The number of people over the age of 65 in industrial nations is rising faster than the number of people available to help them with tasks with which they will increasingly need a hand. The number of Americans over 65, for example, will hit 72.1 million by 2030, more than double the number in 2000, according to the US Department of Health and Human Services. In Japan, whose ageing population is growing faster than any other in history, a quarter of the total population will be 65 or older by 2050, according to the Japanese National Institute of Population and Social Security Research.
The DRC programme manager Gill Pratt looks at those trends and sees robots – robots helping people in their homes just as dishwashers and vacuum cleaners do now. Nor does Pratt want to limit DRC-style bots, whose prototypes are relatively expensive, to big, high-profile disasters such as Fukushima. He foresees a day when large production runs will make them affordable enough for fire departments around the world. In that scenario, they would be just another tool available to first responders along with fire trucks and defibrillators.
‘If they have humanoid robots that work pretty well, they’re going to want robot soldiers in urban battlefields’

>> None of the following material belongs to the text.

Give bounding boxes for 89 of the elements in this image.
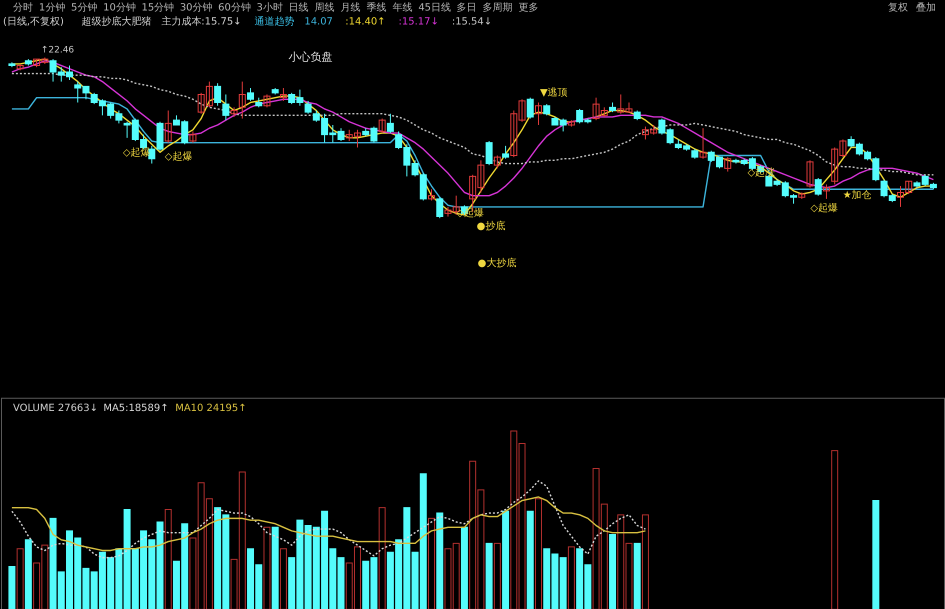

Pratt insists that the bots of the DRC are intended for purely humanitarian purposes and that DARPA has no plans to weaponise them. But Mark Gubrud of the International Committee for Robot Arms Control, for one, isn’t buying it. He sought me out as I joined the minor throng watching Team SCHAFT pose for victory photos. ‘I think the importance of this event, first of all, is the fact that it is sponsored by DARPA,’ he told me, ‘so clearly there’s interest in robot soldiers. That’s clearly the long-term goal here, as well as robots to do other dull, dirty, and dangerous jobs. Clearly, in the long-term, if they have humanoid robots that work pretty well, they’re going to want robot soldiers in urban battlefields.’ Boy, what a killjoy. He’s probably right, though. Very likely, C3PO and Terminator are equally destined to be part of our future.
The robots of the DRC will be back on the field as early as this December, most likely much, much more capable than before, after their teams have a further year to work on improving the hardware and software that drives them. The eight best teams from the DRC Trials are in line for DARPA funding to help them along, but many of the others, including the all-volunteer team Mojavaton, will continue on their own dime, undaunted. Immediately at stake is a $2 million prize from DARPA. But more than that, the competition promises to launch yet another DARPA project from the realm of science fiction into the mainstream by once again proving the seemingly impossible to be, in fact, possible. The repercussions will be profound – our squeamishness about autonomous machines notwithstanding.
If DARPA’s deputy director Steven Walker is right, we can expect the robots competing in the future DRC Finals to demonstrate the ability to smoothly and efficiently perform such tasks as walking from place to place, using power tools, and perhaps even driving cars with their own processors doing most of the work of interpreting human commands. From there – if the road taken by driverless cars is any indication – humanoid robots will be just a few years of development (by companies such as Google) away from much greater autonomy. Such machines will be able to independently perceive and navigate the world around them while interpreting and responding as they see fit to high-level commands from human operators. And, all the while, the day that humanoid robots invade our lives as helpers, first responders and enforcers draws inexorably closer.